五条悟是低情商?不是的,他就是看得太透,不在意别人的感受如何,顺着自己的心意去想去做。总结一句话就是,爷乐意爷高兴。
这不妨碍禅院月理发出对五条悟的嘲笑,看看,又有一项输给我了吧。
“这局不算!重来!”
“五条悟你休想耍赖!”
安室透就是在这个时候到来的。
彼时五条悟双手正掐着禅院月理的脸颊,禅院月理四肢并用卡着五条悟的腰让他动弹不得。
“谁啊?”
五条悟一边挣扎一边说,“那个黑皮。”
“……原来你就记得人家皮肤黑啊。”禅院月理满头黑线,如果非要比,五条悟那超白的肤色都能把安室透称成非洲人。
“那不然呢?”
“不怎么样,快点放开我,人都来了让人在门口等着不太好。

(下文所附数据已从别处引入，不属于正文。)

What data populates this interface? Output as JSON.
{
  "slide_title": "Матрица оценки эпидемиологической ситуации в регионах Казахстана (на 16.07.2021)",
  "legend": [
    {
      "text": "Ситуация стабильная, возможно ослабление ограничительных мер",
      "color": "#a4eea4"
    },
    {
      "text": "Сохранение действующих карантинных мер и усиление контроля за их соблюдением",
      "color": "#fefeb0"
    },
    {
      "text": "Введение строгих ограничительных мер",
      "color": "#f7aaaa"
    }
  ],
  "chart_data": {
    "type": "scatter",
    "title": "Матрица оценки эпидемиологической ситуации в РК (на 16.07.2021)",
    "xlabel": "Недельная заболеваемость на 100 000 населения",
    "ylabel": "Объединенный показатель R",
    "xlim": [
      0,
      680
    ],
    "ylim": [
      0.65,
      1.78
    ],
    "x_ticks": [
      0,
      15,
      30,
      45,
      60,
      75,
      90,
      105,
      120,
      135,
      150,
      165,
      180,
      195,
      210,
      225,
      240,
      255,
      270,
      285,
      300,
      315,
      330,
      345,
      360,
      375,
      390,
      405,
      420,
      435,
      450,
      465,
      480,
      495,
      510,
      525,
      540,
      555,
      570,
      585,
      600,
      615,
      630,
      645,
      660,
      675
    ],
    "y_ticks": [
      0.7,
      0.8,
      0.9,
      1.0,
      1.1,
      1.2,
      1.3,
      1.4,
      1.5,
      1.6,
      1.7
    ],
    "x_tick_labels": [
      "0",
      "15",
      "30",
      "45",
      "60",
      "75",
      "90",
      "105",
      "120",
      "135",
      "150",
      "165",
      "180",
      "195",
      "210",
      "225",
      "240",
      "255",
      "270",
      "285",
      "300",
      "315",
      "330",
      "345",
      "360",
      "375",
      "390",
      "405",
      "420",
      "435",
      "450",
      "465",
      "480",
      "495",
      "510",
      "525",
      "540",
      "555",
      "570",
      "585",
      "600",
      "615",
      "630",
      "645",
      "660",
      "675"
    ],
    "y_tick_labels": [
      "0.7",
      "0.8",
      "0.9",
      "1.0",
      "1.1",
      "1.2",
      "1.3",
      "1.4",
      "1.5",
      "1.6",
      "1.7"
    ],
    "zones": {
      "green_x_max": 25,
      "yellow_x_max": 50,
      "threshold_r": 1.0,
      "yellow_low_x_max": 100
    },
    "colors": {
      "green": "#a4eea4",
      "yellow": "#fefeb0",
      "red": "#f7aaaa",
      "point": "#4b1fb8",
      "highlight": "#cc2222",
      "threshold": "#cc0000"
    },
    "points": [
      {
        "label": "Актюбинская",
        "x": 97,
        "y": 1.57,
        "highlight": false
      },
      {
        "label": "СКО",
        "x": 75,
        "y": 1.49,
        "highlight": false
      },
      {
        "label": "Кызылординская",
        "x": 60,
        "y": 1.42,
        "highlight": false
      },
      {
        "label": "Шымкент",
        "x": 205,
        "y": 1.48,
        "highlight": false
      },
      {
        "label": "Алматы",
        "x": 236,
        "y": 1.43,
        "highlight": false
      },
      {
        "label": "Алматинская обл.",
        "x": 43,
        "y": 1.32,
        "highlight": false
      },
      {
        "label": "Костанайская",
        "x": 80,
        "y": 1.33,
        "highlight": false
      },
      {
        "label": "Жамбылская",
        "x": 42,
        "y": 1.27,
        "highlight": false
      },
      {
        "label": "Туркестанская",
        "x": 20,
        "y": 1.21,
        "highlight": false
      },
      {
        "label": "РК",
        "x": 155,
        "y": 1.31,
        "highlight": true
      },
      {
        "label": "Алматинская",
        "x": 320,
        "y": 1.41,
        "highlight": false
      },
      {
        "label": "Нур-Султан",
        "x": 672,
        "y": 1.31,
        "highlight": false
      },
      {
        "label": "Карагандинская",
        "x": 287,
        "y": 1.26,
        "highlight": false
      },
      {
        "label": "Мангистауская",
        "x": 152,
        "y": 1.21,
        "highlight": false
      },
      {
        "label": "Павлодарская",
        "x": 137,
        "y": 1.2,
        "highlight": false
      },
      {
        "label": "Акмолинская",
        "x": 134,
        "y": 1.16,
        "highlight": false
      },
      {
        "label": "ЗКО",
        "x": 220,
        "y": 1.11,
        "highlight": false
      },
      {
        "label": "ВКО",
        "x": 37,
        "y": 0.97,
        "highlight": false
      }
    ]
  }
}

”
“你先放!”
“凭什么我先放!”
意见又达不成统一,开门请客人进来一事立马搁浅。
安室透站在门外许久,开始怀疑是不是他们猜到了他的来意用这种方式拒绝他?
还没等他多想,门就开了。
五条悟臭着脸,“进来吧。”
禅院月理正坐在沙发上揉脸,该死的五条悟居然下手这么狠。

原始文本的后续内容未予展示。